Jamie Mendelson is an SSA Administrative Law Judge at the Denver Hearing Office, maintaining a lifetime approval rate of 31% over 5,737 lifetime decisions. This rate sits below the national average of 58%. Because case assignment is random, understanding your judge's history is a vital part of your preparation. Aggregate rates describe past decisions, not predictions for individual hearings. An attorney can help you prepare your case for this specific judge.
This page presents publicly available SSA Office of Hearings Operations disposition data, with no editorial rating or evaluation. ALJs are independent decisionmakers; aggregate statistics describe past patterns, not predictions of how any individual case will be decided. Information here is provided for hearing preparation, not as legal advice.
Approval rates
When evaluating your claim, it is helpful to look at how Judge Mendelson's approval rate compares to broader benchmarks. While the Denver Hearing Office maintains a recent approval rate of 62%, Judge Mendelson's lifetime rate stands at 31% across 5,737 lifetime decisions. This data provides a statistical snapshot of past activity rather than a guarantee of future results. These figures reflect historical trends rather than specific predictions for your hearing.
Office- and national-level breakdowns of fully favorable vs denial rates aren't currently published by SSA in the per-office disposition data. The judge's own breakdown is the detail we have today.
Approval rate over time
Year-over-year approval rate across Judge Mendelson's docket. Annual rates fluctuate with the mix of cases SSA assigns; the longer-run pattern is more informative than any single year.
Decision pattern
Judge Mendelson has served on the bench for 4 years, presiding over 5,737 lifetime decisions. The yearly trend shows a shift from an initial 47% approval rate in 2017 to 27% in 2018 and 30% in 2019. This pattern suggests a stabilization in decision-making following the judge's first full year. These trends reflect the judge's established approach to evaluating evidence and medical documentation over their tenure.
Preparing for an SSDI hearing
The guidance below applies to any SSDI hearing, not specifically to Judge Mendelson's bench. Judge-specific preparation guidance requires a corpus of public Appeals Council decisions involving each judge, which we haven't built yet.
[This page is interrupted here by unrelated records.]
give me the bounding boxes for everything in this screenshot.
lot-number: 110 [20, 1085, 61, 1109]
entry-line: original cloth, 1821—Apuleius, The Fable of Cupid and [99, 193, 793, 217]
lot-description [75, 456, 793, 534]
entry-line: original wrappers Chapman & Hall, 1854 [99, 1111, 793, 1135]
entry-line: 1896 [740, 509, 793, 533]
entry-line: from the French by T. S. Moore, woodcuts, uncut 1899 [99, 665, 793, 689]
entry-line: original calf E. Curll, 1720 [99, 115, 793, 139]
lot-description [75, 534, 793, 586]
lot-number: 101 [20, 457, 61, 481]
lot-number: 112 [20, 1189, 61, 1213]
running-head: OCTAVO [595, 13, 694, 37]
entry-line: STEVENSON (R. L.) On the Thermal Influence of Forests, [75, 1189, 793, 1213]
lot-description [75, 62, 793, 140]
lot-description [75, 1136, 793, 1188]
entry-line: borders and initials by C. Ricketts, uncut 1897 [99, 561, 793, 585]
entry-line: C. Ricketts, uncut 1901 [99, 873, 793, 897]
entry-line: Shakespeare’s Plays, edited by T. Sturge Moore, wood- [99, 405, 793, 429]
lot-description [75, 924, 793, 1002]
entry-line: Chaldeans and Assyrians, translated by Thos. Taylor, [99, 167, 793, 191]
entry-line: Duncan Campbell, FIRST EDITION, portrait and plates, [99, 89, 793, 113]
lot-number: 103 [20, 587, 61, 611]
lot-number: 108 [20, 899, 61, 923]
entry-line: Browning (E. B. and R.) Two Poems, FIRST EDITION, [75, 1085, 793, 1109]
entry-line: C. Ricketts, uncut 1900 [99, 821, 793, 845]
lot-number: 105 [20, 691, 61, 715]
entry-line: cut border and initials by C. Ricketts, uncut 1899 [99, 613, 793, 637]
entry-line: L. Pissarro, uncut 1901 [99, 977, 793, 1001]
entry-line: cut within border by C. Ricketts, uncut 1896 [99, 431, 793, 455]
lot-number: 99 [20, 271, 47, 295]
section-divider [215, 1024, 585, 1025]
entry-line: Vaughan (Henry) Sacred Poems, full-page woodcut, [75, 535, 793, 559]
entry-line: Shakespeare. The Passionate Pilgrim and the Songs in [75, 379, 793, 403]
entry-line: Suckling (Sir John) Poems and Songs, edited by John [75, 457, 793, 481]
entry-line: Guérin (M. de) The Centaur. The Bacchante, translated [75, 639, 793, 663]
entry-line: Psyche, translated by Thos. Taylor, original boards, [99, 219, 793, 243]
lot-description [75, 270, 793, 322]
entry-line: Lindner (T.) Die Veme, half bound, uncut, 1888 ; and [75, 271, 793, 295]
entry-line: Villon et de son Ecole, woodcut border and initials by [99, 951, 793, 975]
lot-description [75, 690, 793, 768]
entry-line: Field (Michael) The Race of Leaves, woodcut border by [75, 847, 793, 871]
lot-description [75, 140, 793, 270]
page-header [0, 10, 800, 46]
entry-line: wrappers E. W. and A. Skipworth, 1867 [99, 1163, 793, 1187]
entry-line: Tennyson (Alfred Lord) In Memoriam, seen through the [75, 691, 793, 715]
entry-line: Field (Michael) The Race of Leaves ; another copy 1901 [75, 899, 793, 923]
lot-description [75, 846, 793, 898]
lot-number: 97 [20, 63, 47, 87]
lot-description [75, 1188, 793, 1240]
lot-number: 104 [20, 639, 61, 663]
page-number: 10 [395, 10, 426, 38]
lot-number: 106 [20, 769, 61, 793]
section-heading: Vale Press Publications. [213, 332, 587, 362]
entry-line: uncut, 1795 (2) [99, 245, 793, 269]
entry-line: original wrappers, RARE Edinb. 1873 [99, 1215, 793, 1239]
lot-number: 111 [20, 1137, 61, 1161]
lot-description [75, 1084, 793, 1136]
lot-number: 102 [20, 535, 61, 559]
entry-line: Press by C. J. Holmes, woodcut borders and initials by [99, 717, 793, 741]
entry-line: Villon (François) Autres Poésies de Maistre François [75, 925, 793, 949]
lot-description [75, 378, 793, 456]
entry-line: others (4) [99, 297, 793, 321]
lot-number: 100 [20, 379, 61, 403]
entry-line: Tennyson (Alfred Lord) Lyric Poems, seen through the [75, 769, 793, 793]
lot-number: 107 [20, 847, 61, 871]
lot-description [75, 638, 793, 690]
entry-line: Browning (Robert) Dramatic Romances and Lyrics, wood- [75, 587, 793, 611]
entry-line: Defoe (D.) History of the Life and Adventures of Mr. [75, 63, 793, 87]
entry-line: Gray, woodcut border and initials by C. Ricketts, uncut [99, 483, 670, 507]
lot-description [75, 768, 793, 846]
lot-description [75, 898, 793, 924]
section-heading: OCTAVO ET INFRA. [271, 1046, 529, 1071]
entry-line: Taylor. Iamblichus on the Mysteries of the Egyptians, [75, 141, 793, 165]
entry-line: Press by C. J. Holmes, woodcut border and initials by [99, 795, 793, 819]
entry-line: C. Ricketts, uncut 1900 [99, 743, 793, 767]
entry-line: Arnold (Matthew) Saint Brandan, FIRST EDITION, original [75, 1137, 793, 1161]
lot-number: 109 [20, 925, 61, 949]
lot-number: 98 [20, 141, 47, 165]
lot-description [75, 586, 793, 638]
- Bring a clean treating-physician record. Longitudinal primary-care or specialist notes spanning the disability period, with consistent symptom documentation, are typically the strongest evidence at hearing. A single month's records usually aren't enough.
- Don't rely on consultative exams alone. If your medical evidence is built primarily around a one-time CE finding, expect detailed questioning. Supplement with treating-source statements where possible.
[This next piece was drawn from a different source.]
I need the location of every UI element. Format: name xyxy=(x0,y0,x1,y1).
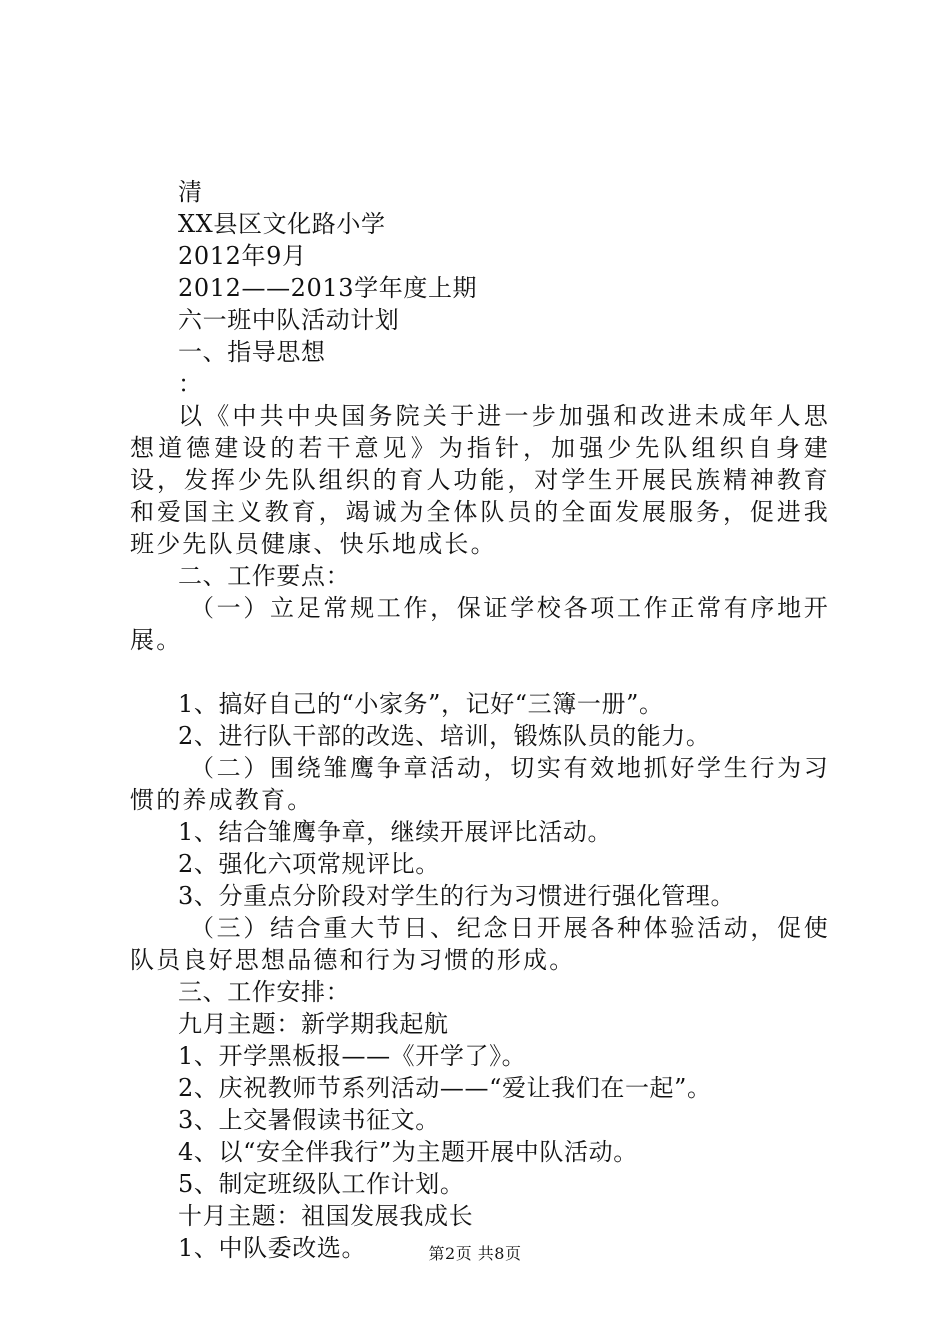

- Prepare for daily-activity questions. Have honest, specific answers about a typical day. Answers that conflict with the medical record (in either direction) tend to hurt credibility.
- Expect transferable-skills probing. A vocational expert will usually testify about jobs available to someone with your limitations. Your representative should be prepared to cross-examine.
Hearing with Judge Mendelson? Free, confidential — see if you qualify for SSDI.
Free Benefits ReviewAbout the Denver hearing office
The Denver Hearing Office serves a large population across Colorado, managing a high volume of disability claims. With a bench of 6 judges, the office handles complex cases requiring thorough medical and vocational analysis. The office-wide latest approval rate is 62%, reflecting the local administrative environment. You can visit the Denver Hearing Office page for the full ALJ roster.
Other judges at this hearing office
The Social Security Administration utilizes a workload-balancing algorithm to assign cases, meaning your assignment to a specific judge is essentially random. Within the Denver Hearing Office, lifetime approval rates among the bench vary significantly, ranging from 31% to 62%. Because you cannot choose your judge, focusing on the strength of your medical evidence remains the most effective strategy. You can find more information on the Denver Hearing Office page.